In 1961 a young assistant professor at Yale University conducted an experiment on obedience. The aim was to see how far ordinary citizens would comply with an order to inflict pain on another human being. Members of the public were recruited and the experiments began. Two participants were introduced to one another, with one asked to play the role of “teacher” and the other the role of “learner”. The learner, who was an actor hired by Professor Milgrom, was strapped into a chair wired to a generator. The person playing the role of teacher was told that the experiment would test the effect of punishment on learning. They were to ask a series of questions, and each time the learner gave the wrong answer, they were to punish him with a jolt of electricity. Starting with 15 volts the teacher was to increase the voltage for every mistake.
To Professor Milgrom’s astonishment over 60% of participants pushed the voltage past the warning level which read “Danger – Severe Shock”. All this while they heard the “victim” moaning, then screaming in pain. Psychologists had suggested only a small group of the population with psychopathic tendencies would go through to this level, yet here were over 60% of people drawn from the general population of New Haven acting in ways that we all believe are cruel.
What do the experiments prove?

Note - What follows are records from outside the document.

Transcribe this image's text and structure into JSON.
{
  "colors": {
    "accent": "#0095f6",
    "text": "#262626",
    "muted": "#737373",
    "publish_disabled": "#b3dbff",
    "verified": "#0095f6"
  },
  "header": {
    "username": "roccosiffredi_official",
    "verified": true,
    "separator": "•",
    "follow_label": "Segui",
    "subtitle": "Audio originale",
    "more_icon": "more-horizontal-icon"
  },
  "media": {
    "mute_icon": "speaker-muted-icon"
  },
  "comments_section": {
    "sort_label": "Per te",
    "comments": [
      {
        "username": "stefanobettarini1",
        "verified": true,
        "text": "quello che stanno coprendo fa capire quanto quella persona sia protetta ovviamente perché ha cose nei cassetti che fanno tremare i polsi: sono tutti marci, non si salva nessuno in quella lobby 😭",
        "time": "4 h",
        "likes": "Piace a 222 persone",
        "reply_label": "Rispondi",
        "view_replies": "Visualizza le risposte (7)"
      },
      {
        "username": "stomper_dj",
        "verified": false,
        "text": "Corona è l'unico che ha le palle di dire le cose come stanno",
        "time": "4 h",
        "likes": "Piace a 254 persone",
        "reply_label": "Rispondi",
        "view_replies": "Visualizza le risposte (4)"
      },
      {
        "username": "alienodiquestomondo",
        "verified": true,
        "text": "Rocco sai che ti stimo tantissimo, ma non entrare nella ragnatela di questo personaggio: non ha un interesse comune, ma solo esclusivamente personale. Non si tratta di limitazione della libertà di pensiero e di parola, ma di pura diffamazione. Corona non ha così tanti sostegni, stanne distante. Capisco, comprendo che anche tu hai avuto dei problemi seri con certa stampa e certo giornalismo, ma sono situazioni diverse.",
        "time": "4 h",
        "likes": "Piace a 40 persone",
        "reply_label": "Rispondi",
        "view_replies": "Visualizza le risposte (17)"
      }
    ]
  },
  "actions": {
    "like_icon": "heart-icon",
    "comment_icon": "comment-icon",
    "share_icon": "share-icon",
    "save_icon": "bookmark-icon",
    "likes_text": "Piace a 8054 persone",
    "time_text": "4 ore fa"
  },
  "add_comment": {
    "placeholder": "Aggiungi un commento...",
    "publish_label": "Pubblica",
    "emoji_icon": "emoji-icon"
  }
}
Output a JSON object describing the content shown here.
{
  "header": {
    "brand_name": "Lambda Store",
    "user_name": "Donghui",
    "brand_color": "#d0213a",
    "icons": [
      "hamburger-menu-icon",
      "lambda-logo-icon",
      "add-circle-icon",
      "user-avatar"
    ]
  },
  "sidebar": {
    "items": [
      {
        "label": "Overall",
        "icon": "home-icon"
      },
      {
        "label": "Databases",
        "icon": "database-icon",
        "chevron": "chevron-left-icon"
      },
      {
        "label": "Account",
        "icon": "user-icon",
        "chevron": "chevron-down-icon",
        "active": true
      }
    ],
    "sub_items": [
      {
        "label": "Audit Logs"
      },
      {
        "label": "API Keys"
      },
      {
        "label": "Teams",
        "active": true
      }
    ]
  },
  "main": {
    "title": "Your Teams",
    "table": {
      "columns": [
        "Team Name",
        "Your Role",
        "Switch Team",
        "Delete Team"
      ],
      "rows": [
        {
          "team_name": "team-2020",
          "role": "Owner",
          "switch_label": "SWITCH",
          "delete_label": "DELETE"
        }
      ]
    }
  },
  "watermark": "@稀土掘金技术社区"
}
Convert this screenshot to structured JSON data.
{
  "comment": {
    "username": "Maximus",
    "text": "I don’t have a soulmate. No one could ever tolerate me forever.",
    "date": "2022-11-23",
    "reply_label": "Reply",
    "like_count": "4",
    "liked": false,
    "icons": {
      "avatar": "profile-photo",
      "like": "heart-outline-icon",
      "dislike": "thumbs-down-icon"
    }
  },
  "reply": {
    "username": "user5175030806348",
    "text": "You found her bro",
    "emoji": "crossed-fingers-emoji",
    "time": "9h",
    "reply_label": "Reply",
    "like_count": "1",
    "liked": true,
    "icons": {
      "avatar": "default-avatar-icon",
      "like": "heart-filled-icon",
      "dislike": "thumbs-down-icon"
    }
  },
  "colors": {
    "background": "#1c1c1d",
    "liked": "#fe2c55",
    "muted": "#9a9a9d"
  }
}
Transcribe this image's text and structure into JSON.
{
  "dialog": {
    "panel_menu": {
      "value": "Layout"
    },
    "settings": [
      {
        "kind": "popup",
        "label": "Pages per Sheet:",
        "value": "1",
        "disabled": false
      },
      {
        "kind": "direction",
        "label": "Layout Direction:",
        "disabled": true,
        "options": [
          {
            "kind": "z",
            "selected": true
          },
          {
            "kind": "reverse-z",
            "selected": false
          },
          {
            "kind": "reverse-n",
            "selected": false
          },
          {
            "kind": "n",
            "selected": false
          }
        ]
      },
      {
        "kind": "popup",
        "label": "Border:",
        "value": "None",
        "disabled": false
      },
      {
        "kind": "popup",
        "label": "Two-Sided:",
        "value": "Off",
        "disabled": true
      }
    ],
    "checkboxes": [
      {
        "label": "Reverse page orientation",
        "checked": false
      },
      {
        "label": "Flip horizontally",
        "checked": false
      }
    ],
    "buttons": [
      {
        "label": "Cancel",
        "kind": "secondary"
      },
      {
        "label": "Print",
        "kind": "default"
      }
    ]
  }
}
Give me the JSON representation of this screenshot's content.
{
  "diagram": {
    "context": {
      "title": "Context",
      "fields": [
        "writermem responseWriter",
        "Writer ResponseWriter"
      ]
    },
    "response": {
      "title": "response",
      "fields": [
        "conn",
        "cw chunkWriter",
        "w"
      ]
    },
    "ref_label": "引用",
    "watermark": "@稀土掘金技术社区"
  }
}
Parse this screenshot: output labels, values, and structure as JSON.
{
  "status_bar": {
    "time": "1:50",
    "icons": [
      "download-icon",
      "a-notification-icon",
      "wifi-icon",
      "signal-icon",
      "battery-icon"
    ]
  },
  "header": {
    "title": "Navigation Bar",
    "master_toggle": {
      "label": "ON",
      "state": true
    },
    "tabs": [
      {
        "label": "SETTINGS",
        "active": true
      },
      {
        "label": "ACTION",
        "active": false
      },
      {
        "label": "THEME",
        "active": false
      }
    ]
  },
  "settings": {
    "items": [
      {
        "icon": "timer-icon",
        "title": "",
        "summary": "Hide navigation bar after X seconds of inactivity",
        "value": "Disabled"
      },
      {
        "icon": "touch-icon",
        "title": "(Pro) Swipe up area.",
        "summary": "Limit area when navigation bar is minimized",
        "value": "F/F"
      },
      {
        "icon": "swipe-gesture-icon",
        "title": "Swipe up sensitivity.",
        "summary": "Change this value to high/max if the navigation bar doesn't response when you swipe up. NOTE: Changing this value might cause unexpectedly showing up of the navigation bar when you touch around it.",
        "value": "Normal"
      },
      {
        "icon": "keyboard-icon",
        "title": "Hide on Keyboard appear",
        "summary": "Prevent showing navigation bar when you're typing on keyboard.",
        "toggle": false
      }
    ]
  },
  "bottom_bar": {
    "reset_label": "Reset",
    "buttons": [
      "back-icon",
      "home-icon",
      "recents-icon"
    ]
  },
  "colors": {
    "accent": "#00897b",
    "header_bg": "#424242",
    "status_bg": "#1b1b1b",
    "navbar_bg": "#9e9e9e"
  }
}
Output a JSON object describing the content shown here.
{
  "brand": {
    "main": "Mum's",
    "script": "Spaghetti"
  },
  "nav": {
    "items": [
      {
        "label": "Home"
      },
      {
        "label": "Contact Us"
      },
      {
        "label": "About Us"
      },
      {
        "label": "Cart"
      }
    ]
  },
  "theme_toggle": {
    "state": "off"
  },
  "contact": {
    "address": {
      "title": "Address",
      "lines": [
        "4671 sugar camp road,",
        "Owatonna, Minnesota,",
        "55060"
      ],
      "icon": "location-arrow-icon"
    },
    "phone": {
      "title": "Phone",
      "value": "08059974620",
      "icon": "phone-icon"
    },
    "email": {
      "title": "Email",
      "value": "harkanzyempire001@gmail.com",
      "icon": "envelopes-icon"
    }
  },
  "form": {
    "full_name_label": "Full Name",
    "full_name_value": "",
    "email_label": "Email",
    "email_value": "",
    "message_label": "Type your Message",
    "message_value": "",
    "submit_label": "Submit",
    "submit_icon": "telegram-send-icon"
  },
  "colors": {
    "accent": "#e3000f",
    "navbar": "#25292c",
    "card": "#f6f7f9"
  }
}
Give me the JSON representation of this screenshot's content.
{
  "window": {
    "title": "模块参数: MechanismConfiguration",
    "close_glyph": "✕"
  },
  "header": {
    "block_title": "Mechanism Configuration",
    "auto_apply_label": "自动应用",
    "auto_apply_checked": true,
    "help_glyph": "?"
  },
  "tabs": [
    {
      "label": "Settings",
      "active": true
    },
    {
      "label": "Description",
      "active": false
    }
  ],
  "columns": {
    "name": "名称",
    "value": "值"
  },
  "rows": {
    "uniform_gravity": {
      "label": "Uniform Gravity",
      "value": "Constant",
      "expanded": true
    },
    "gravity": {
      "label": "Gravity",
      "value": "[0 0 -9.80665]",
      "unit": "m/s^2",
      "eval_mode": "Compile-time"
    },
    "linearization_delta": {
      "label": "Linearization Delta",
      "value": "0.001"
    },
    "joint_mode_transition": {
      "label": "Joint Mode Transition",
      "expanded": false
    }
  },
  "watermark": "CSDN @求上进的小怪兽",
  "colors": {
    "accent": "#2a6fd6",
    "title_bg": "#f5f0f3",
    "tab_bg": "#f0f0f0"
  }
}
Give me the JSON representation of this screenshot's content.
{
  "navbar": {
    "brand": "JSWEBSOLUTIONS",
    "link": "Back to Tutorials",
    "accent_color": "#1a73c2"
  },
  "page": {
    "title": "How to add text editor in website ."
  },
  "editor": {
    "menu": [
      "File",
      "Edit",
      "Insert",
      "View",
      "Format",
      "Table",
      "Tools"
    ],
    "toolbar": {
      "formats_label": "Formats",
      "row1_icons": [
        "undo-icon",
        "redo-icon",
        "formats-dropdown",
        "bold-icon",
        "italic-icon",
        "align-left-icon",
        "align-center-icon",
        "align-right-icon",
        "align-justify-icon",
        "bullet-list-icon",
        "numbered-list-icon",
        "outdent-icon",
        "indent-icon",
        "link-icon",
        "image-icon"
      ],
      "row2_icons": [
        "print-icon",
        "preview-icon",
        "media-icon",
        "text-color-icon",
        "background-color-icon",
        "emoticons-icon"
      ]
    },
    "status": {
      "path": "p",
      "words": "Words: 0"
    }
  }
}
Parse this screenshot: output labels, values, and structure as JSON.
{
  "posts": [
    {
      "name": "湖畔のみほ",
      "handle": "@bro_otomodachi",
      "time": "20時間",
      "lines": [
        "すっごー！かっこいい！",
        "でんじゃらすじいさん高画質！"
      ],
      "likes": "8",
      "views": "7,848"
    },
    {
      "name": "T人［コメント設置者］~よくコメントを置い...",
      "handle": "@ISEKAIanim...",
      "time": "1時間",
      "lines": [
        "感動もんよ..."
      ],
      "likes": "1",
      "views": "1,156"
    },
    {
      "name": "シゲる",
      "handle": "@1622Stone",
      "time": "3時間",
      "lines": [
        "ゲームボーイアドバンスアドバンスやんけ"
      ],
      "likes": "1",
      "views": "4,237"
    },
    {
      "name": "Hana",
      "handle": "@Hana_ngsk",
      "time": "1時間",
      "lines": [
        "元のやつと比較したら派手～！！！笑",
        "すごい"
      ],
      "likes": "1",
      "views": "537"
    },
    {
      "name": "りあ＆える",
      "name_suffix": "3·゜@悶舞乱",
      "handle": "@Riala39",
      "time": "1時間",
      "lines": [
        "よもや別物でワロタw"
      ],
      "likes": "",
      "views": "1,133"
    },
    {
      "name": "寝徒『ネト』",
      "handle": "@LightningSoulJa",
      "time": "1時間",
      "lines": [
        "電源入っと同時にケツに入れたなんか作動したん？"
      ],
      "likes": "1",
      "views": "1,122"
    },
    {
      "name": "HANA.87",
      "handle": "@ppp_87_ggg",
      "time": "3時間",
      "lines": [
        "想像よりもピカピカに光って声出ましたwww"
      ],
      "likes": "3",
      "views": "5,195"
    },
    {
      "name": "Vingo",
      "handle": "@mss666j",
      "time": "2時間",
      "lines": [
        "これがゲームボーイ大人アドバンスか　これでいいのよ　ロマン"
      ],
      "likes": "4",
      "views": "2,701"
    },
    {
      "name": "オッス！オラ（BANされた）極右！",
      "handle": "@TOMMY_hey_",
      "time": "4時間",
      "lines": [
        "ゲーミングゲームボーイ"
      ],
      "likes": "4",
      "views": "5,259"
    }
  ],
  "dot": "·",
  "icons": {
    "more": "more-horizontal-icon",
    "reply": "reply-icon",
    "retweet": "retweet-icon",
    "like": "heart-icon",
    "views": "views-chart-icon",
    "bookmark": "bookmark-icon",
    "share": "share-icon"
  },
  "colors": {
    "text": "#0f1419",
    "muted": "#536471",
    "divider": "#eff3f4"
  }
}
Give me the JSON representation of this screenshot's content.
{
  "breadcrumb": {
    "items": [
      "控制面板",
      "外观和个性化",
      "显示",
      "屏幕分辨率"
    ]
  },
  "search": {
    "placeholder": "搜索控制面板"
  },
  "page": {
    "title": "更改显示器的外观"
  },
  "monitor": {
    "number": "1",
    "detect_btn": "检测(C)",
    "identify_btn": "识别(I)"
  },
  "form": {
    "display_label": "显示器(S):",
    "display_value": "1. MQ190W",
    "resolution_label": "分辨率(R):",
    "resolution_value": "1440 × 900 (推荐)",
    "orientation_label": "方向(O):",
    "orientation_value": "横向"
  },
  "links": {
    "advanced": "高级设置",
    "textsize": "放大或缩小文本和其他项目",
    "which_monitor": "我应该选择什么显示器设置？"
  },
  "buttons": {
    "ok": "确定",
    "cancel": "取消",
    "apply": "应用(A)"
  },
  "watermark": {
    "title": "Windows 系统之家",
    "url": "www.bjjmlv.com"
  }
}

Social behaviour experts question whether they demonstrate people’s willingness to blindly obey authority. After all people routinely disobey authority when they defy their parents, speed in their car, or fail to do what school teachers ask. Lee Ross of Stanford University and his colleague Richard Nisbett believe the Milgrom experiments show how decisive is context for our behaviour. In order to disobey participants had to step out of the whole situation and deny the validity of the experiment to the experimenter. Ross and Nisbett suggest that people tend to do thing because of where they are, not who they are. In different circumstances people will act in a manner quite different to how they might act in another set of circumstances.